Он печально покачал головой:

– Нет. Если принимать во внимание доказательства, то я думаю, что мы не могли выиграть. Однако считаю, что мы должны были. Я имею в виду, что эти парни, несомненно, заслужили кое-что за двадцать потраченных лет своих жизней на компанию, особенно с того момента, когда стало очевидно, что их убила работа. Взгляните на мать вашей подруги. Она тоже умирает. Вы, кажется, сказали, почечная недостаточность?.. Но по закону или по прецеденту очевидно: нельзя привлечь к ответственности компанию за их действия, вменяя им в вину то, чего они не знали.

– Так вот в чем дело. Вы не хотите говорить об этом потому, что испытываете неловкость, ибо не смогли выиграть их иск?

Он опять протер очки кончиком галстука.

– О, это сразило меня. Никто не любит проигрывать, и, Господь свидетель, вы не можете отказать этим парням в желании выиграть. Но в таком случае, как вы понимаете, компания прекрасно знала, что наш успех взорвет завод, ибо мы создадим прецедент. Каждый, кто когда-либо заболел или умер у них на производстве, получит право вновь напомнить о себе, затребовав выплаты.

Он замолчал.
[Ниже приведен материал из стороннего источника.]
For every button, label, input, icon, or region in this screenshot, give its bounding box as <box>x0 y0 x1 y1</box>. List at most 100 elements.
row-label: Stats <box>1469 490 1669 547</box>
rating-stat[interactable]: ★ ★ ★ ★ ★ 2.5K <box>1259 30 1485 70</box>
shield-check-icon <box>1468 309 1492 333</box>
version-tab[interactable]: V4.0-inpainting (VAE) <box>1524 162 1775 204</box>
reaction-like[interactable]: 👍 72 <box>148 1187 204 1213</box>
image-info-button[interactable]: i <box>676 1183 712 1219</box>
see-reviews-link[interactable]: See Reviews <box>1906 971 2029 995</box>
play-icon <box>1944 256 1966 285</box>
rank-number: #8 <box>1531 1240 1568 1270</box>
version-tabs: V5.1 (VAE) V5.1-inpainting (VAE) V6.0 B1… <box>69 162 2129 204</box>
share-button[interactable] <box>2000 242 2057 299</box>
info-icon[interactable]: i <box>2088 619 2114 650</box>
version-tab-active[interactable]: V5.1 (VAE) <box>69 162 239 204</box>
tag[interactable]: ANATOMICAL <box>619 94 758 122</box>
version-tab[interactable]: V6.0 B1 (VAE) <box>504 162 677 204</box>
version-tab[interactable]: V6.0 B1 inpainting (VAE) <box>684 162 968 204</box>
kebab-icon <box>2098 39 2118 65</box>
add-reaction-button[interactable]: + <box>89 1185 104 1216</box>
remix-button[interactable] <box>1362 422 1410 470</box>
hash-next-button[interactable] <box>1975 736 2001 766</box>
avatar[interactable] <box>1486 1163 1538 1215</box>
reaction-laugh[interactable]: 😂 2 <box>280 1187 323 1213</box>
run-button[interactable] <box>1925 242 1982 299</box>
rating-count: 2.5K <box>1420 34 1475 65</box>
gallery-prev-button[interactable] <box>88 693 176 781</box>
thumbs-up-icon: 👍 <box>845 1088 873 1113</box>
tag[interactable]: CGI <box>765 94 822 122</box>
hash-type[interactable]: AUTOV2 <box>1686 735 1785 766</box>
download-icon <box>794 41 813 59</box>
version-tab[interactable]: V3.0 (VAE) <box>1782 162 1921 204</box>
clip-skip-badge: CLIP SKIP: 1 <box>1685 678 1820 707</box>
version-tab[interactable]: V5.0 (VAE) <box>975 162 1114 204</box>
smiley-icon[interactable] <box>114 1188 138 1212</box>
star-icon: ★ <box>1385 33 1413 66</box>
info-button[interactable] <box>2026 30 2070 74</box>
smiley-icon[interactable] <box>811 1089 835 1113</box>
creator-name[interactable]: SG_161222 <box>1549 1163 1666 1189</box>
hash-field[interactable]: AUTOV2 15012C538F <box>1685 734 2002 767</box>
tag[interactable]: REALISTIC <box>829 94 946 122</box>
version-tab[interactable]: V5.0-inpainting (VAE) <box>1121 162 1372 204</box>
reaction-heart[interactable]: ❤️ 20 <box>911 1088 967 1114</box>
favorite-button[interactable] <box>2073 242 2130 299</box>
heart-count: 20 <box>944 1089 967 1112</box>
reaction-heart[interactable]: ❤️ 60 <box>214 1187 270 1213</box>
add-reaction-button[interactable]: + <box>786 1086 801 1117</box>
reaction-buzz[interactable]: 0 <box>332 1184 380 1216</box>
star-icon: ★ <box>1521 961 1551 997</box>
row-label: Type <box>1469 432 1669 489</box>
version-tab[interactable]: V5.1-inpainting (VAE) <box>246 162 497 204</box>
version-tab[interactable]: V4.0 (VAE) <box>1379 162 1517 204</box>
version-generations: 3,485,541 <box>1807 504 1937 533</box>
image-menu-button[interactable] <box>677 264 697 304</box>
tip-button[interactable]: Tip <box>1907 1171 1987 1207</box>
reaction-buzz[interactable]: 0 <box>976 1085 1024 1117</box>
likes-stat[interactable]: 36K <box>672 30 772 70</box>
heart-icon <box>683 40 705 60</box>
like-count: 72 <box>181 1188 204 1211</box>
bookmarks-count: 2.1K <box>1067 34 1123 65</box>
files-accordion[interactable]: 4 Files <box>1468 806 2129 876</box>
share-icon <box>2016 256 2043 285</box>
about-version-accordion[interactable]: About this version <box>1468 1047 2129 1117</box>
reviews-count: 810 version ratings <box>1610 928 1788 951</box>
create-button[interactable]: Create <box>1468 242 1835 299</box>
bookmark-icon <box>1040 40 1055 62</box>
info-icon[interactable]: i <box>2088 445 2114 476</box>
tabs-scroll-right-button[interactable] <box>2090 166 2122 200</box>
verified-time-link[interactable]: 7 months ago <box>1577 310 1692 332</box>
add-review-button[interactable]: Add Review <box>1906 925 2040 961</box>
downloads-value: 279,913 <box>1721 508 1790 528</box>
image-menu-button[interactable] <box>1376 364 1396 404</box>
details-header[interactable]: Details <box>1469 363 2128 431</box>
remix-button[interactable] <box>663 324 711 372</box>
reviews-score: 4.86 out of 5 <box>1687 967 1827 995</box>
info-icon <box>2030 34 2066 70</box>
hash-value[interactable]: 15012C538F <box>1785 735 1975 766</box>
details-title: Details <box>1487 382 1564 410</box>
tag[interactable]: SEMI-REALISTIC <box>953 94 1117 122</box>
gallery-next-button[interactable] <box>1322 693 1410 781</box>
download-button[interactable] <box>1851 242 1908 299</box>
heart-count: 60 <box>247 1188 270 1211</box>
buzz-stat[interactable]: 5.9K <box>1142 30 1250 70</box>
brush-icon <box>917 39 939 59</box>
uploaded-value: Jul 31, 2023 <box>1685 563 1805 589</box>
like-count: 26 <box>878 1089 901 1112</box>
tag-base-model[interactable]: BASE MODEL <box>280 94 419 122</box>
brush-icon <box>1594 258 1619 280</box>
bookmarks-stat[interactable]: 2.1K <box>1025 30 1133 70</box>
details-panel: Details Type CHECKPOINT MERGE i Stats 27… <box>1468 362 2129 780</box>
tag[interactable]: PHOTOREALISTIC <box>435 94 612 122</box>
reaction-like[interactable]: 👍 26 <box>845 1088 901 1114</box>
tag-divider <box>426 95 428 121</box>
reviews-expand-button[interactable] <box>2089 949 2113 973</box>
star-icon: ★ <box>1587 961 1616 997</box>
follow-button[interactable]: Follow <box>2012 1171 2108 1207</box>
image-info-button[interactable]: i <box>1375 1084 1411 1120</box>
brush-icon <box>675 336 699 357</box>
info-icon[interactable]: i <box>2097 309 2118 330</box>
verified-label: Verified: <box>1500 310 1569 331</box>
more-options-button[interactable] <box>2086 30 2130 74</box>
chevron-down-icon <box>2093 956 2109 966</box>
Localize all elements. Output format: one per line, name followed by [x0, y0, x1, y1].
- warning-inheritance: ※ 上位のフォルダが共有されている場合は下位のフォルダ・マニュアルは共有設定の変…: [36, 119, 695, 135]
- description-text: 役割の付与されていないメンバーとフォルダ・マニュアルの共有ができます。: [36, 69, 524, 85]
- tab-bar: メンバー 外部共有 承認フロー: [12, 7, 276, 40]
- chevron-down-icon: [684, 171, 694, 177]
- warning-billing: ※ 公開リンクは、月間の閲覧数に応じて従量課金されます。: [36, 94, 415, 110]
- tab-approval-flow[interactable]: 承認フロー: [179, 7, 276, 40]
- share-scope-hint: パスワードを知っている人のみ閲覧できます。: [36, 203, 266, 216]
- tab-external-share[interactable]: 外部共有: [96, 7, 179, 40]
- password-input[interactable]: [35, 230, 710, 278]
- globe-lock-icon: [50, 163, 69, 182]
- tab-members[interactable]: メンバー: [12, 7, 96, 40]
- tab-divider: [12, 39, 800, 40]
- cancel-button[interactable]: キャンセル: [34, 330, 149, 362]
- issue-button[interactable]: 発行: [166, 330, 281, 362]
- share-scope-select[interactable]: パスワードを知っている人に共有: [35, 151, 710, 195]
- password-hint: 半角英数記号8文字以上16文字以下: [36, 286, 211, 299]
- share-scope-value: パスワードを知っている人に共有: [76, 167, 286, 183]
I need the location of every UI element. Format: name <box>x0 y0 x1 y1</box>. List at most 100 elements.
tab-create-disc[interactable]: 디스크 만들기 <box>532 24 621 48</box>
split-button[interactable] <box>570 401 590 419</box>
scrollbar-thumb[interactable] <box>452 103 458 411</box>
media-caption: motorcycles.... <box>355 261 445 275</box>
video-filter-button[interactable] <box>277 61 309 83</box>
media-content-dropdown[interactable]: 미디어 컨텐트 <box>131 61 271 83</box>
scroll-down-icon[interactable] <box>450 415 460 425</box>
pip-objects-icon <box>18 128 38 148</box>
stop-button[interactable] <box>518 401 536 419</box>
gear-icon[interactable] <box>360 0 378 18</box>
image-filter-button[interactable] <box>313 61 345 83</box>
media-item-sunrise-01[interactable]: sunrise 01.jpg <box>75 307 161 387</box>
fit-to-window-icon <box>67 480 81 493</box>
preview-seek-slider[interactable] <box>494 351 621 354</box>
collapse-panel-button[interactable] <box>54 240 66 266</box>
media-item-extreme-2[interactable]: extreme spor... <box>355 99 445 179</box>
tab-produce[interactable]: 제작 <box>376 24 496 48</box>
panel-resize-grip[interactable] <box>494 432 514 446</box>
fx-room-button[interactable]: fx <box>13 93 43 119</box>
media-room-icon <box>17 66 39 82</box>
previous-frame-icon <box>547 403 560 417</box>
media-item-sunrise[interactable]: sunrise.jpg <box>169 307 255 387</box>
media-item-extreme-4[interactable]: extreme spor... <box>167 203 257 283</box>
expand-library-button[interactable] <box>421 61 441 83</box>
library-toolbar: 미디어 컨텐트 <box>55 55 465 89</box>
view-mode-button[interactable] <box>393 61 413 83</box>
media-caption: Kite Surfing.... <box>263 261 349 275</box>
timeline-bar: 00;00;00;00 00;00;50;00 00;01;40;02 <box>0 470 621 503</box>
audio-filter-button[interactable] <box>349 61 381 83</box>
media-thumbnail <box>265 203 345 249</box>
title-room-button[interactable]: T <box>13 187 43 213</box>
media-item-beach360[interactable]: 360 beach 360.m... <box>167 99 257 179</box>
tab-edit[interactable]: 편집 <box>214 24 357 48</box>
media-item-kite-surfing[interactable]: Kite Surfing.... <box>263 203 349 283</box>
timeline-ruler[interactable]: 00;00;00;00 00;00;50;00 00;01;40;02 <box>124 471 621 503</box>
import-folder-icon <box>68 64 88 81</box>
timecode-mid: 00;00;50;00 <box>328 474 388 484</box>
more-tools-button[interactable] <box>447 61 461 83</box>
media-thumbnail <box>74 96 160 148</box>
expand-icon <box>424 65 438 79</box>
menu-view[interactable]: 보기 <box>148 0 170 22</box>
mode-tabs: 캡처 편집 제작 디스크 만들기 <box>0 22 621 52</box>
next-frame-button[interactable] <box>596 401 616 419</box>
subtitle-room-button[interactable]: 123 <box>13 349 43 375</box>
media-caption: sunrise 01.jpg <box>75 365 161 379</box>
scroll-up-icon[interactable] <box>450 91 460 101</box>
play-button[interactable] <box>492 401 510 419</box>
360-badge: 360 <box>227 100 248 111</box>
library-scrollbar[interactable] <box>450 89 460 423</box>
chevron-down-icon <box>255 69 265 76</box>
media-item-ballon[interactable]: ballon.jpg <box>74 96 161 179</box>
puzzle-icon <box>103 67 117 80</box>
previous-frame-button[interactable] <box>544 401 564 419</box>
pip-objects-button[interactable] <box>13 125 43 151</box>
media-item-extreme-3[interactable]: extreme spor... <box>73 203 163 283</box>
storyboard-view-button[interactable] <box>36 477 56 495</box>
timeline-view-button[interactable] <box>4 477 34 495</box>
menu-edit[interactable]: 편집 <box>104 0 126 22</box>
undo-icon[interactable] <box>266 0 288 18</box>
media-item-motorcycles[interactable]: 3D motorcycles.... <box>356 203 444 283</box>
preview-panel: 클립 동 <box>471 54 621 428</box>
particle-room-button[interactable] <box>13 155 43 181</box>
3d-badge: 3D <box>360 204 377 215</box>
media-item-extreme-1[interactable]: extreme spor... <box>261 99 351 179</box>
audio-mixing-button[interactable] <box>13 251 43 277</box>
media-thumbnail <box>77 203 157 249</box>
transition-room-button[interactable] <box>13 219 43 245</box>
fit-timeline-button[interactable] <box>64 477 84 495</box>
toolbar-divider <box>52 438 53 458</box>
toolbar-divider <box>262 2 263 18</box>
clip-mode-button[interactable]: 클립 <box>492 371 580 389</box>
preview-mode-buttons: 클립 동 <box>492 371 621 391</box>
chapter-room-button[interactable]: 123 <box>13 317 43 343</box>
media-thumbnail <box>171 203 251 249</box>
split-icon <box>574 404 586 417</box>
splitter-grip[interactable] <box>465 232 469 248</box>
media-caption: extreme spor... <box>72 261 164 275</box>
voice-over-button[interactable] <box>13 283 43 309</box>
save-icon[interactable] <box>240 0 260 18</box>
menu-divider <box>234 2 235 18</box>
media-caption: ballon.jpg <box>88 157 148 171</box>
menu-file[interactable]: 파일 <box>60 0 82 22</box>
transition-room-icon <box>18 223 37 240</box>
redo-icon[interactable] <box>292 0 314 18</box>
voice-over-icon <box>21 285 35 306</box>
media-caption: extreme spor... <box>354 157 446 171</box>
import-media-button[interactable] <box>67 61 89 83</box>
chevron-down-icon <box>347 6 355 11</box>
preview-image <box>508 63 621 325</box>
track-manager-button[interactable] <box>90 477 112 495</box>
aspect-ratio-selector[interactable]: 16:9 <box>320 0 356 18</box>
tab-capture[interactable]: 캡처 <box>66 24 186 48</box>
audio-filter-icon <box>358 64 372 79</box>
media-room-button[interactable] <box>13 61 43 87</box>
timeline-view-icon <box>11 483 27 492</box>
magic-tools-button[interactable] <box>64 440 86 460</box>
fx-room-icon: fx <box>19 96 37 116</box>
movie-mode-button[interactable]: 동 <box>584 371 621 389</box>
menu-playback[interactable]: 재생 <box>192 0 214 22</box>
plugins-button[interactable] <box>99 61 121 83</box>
Я заставила себя молчать и ждать.

Наконец он продолжил:

– Нет, мне не нравится говорить об этом потому, что я получил угрозы по телефону. Уже после дела. Когда мы решали, – подавать ли нам на апелляцию.

– Телефонные звонки с угрозами являлись основанием для обжалования приговора, – воскликнула я. – Вы не обращались к прокурору штата?

Он покачал головой:

– Я получил только один телефонный звонок. И тот, кто звонил, кто бы он ни был, не называл наш случай – просто предупредил о том, что небезопасно идти на апелляцию. Я не слишком крепок физически, но я и не трус. Звонок разозлил меня, я никогда так не злился… и я принялся искать любую возможность, чтобы выстроить аргументацию для обжалования. Но я не нашел никаких путей.

– А они не звонили вам еще раз, чтобы поздравить с тем, что вы послушались их совета?

– Я никогда больше не слышал того голоса. Но когда вдруг объявились вы из ниоткуда…

Я рассмеялась:

– Приятно узнать, что меня можно принять за того, кто способен угрожать. Мне это может понадобиться прежде, чем закончится сегодняшний день.

Он покраснел:

– Нет-нет… Вы не выглядите… то есть я хочу сказать, что вы очень привлекательная леди. Но в наше время никогда не знаешь… Я хотел бы сообщить вам что-нибудь об отце вашей подруги, но мы никогда не говорили с моими клиентами о подобных вещах.

– Да нет, я вижу, что вы бы не утаили этого.

Я поблагодарила его за откровенность и встала.

– Если возникнет что-либо еще такое, в чем я смогу, на ваш взгляд, помочь вам, дайте знать, – сказал он, пожимая мне руку. – Особенно если это поможет мне получить хоть какие-то основания для решения по затребованию дела высшими инстанциями.

Я заверила его, что так и поступлю, и вышла. Я стала мудрее, чем была до того, как вошла в его кабинет, но оставалась не менее сбитой с толку.